Although President Barack Obama has been assuring people that it is only the 5 percent of Americans who buy health insurance on the individual market who are being forced to give up plans they like, a Justice Department court filing shows otherwise, National Review reports
"Even under the grandfathering provision, it is projected that . . . a majority of group health plans will have lost their grandfather status by the end of 2013," the filing reads. It is part of a lawsuit brought by Priests for Life, which seeks to avoid being forced to provide coverage that goes against its religious beliefs.
The brief was filed Oct. 17, weeks before Obama made claims that only individual policies were affected.
"This is part of the fraud," the article's author, Andrew C. McCarthy, said on Fox News Channel's "The Kelly File."
It shows the grandfather provision was "just a dog and pony show," he said.
Though the group plans would lose their grandfather status by the end of this year, the law does not take effect for them until one year later because Obama granted a one-year stay of the employer mandate.

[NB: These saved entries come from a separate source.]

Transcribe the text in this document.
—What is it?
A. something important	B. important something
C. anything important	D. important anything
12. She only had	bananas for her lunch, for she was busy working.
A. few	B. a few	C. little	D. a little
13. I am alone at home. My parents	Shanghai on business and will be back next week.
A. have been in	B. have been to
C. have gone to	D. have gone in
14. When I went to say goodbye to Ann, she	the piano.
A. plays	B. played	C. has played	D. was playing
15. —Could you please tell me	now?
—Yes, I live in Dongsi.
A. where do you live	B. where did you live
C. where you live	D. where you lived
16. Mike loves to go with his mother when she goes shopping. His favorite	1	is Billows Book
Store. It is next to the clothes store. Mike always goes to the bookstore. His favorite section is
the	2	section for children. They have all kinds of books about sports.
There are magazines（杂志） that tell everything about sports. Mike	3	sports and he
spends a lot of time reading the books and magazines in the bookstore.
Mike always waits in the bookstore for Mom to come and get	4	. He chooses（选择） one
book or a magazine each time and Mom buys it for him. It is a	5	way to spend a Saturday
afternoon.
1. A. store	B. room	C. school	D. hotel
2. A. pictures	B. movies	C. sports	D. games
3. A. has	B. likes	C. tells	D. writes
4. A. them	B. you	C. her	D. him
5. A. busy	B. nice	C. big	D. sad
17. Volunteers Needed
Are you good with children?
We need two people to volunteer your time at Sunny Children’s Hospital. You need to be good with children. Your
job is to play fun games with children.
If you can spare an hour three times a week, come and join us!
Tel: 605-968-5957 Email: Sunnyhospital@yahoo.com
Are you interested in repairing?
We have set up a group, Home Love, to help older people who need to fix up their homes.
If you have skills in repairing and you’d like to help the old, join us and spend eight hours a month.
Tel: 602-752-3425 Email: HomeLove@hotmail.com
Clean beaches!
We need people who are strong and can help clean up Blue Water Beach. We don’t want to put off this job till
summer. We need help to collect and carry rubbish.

That would mean people with employer-based plans could be getting cancellation notices about one month before the 2014 midterm elections.
McCarthy points to a Powerline Blog
article that notes a chart in the Federal Register of June 17, 2010, that predicted 39 percent to 69 percent of employer-based plans would lose their grandfather status by the end of 2013. For small-business employers, the number was between 49 percent and 80 percent.
"During all these years, while Obama was repeatedly assuring Americans, 'If you like your health-insurance plan, you can keep your health-insurance plan,' he actually expected as many as seven out of every 10 Americans covered by employer plans to lose their coverage," McCarthy writes.